Oublions donc tous ces détails, dans ce récit dont l’authenticité est douteuse et intéressons nous aux deux questions importantes qui sont traitées dans ce texte :
Qui est Jésus, d’une part, et d’autre part que se passe-t-il dans le cœur d’un croyant, dont Marie est ici un exemple.
Le premier point important de ce passage concerne l’enfant qui va naître :
Marie doit lui donner le nom de Jésus. Ce nom veut dire « Dieu sauve », et ce n’est pas sans raison. Il a été choisi par le Seigneur Dieu lui-même pour bien faire connaitre, une fois de plus, son projet : sauver l’humanité. Et, pour cela, l’ange explique à Marie qu’il sera grand et sera appelé fils du Très Haut. Le Seigneur Dieu lui donnera le trône de David son père ; Il règnera pour toujours sur la famille de Jacob et son règne n’aura pas de fin.

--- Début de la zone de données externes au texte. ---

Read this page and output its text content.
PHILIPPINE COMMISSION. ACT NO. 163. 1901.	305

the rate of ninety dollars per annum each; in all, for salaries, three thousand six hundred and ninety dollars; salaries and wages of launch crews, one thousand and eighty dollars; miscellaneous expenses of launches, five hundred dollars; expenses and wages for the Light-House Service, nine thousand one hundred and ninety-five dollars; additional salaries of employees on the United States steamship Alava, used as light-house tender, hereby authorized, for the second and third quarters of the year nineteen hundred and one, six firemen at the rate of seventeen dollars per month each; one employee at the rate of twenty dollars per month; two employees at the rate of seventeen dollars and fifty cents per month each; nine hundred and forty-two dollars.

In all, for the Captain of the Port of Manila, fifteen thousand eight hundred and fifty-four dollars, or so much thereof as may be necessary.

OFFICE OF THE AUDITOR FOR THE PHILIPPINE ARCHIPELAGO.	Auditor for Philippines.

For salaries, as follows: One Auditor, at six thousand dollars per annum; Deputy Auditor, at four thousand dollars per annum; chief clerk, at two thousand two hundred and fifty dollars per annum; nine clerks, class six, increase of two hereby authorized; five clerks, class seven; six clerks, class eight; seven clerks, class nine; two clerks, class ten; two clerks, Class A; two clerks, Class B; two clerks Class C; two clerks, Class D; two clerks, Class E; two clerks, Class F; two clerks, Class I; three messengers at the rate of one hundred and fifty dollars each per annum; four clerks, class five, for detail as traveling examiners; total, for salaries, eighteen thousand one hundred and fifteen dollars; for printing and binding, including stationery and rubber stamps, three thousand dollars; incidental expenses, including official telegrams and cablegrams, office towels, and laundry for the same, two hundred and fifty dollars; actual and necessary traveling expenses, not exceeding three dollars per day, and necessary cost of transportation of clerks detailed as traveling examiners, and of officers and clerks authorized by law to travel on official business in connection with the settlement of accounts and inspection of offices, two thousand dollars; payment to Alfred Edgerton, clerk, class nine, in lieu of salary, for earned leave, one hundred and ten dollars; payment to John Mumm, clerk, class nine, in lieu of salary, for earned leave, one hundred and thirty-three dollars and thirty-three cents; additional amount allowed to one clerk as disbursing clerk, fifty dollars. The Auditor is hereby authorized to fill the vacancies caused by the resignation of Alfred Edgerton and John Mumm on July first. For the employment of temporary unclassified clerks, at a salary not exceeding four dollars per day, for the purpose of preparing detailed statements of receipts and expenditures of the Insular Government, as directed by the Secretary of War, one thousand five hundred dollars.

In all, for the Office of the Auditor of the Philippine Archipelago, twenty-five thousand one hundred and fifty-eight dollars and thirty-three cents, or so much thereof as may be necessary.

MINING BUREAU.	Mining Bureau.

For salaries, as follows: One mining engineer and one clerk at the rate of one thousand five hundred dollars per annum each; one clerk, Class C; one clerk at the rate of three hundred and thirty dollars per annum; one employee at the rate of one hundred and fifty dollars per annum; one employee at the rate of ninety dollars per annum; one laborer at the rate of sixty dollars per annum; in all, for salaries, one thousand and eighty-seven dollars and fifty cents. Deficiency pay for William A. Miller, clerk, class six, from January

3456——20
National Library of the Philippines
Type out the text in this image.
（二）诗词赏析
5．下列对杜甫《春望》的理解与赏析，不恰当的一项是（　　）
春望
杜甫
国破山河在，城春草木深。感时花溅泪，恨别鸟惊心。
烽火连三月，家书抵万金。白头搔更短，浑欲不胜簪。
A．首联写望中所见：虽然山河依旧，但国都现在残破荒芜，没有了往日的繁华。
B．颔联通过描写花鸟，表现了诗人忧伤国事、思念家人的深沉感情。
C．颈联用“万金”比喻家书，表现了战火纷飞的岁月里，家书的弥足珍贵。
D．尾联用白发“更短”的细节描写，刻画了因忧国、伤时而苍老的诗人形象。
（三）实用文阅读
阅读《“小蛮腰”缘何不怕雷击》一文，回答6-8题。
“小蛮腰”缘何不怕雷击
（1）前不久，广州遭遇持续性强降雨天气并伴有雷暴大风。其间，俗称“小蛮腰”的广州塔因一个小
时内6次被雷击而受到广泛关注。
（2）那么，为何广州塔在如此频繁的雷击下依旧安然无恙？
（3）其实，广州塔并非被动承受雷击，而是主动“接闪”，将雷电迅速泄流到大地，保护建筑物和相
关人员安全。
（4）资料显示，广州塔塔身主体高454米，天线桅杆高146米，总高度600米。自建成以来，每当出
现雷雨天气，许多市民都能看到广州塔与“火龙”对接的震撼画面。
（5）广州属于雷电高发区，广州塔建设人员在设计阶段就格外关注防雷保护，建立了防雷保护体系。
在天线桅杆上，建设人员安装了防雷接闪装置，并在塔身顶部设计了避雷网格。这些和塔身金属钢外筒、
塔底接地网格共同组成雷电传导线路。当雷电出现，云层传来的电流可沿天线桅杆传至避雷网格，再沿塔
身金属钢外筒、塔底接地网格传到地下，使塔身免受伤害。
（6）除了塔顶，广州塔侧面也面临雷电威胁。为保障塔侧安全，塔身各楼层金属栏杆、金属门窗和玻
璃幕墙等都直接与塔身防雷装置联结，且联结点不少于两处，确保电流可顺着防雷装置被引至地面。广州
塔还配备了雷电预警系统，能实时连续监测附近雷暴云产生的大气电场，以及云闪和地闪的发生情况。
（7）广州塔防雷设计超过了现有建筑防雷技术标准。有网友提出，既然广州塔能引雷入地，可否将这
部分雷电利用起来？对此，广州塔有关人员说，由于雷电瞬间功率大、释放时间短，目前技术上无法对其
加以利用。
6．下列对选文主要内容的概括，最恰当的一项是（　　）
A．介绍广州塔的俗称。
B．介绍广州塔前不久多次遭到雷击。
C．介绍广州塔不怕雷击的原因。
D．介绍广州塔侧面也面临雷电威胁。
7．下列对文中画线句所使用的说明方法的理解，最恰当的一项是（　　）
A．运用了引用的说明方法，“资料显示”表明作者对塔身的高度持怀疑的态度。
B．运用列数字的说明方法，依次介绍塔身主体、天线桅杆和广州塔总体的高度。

Cet enfant, ‘Fils de Dieu’ va répondre aux promesses de Dieu et aux attentes des croyants : Il est le Messie, celui qui a été choisi par Dieu pour manifester son salut aux hommes. Il révèlera et suivra la Parole de Dieu, il sera celui par qui Dieu se révèle, parle et agit.
Mais Marie qui, elle, est sur terre, loin d’être effrayée par l’annonce qui lui est faite, se demande comment cela est matériellement possible puisqu’elle n’a pas encore connu son mari. Et elle n’hésite pas à poser la question : « comment cela se fera-t-il ? ».
Pour lui répondre, le messager emploie une expression typique de l’Ancien Testament: « la puissance du Très Haut te couvrira de son ombre »… une expression qui veut simplement dire que c’est la « présence efficace de Dieu », qui va agir dans le cœur et la vie de Marie, afin qu’elle soit emplie de la lumière de Dieu et que son enfant soit élevé dans la confiance et la fidélité au Seigneur.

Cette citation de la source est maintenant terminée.